List all instances still with public IPs:
aws ec2 describe-instances \
--query "Reservations[*].Instances[?PublicIpAddress!=null].[InstanceId,PublicIpAddress]" \
--output table \
--region us-east-1
Additional Resources
- AWS Documentation: IP Addressing for EC2 Instances
- AWS Documentation: Elastic IP Addresses
- AWS Documentation: Session Manager
- AWS Blog: New - Use AWS PrivateLink to Access AWS Lambda Over Private AWS Network
- AWS Well-Architected: Infrastructure Protection
Notes
-
Consider cost implications: Removing an Elastic IP without releasing it still incurs charges. If you do not need the IP, release it. However, once released, you cannot get the same IP back.
-
Service interruption: Removing a public IP will immediately disconnect any sessions using that IP. Plan the change during a maintenance window if the instance serves users directly.
-
Load balancer alternative: For web applications, place instances behind an Application Load Balancer (ALB) in private subnets.

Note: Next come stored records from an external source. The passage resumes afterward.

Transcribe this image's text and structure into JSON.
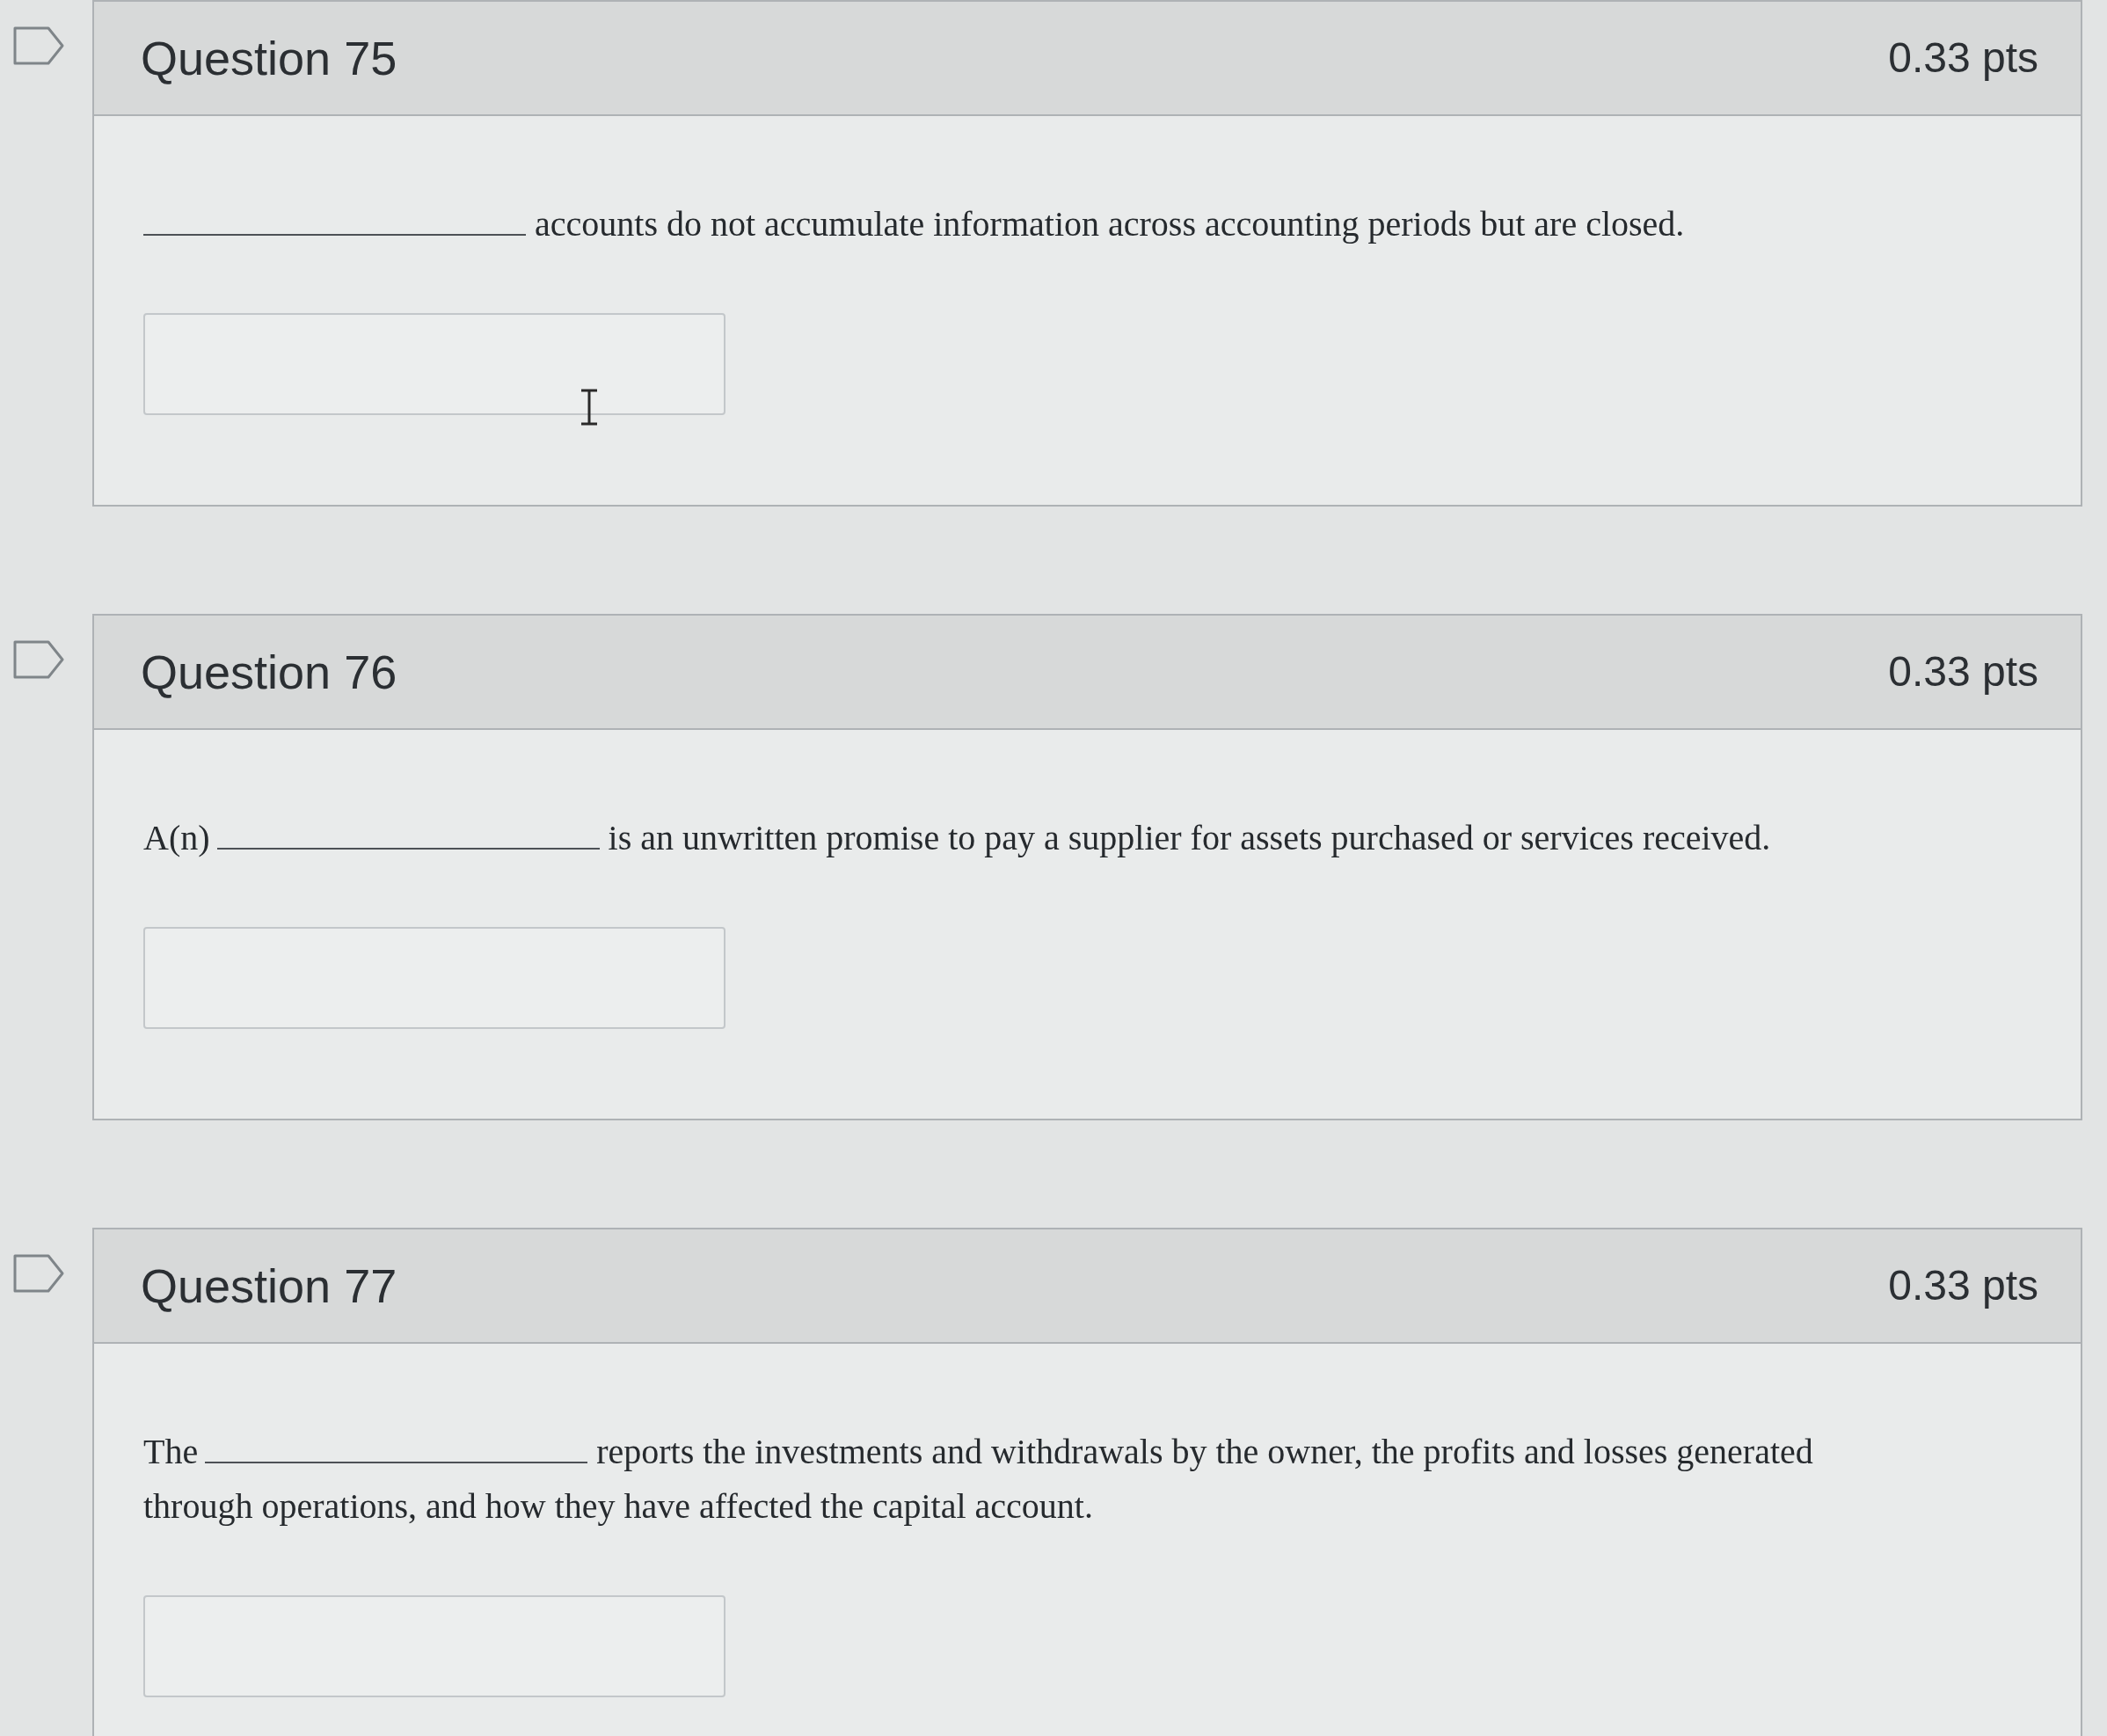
{
  "questions": [
    {
      "title": "Question 75",
      "points": "0.33 pts",
      "prompt": {
        "after": "accounts do not accumulate information across accounting periods but are closed."
      },
      "text_cursor_shown": true
    },
    {
      "title": "Question 76",
      "points": "0.33 pts",
      "prompt": {
        "before": "A(n)",
        "after": "is an unwritten promise to pay a supplier for assets purchased or services received."
      },
      "text_cursor_shown": false
    },
    {
      "title": "Question 77",
      "points": "0.33 pts",
      "prompt": {
        "before": "The",
        "after": "reports the investments and withdrawals by the owner, the profits and losses generated",
        "continuation": "through operations, and how they have affected the capital account."
      },
      "text_cursor_shown": false
    }
  ]
}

The ALB handles public traffic while your instances remain private.
-
NAT Gateway for outbound traffic: Instances in private subnets need a NAT Gateway or NAT instance to reach the internet for updates and patches.
-
VPC Endpoints: Use VPC endpoints for AWS services (S3, DynamoDB, etc.) to avoid routing traffic through the internet entirely.
-
Auto-assigned vs. Elastic IP: Auto-assigned public IPs change when an instance is stopped and started. Elastic IPs remain the same until explicitly released. Both represent security risk if unnecessary.
-
Subnet configuration: The best practice is to configure subnets without automatic public IP assignment. This prevents new instances from accidentally getting public IPs.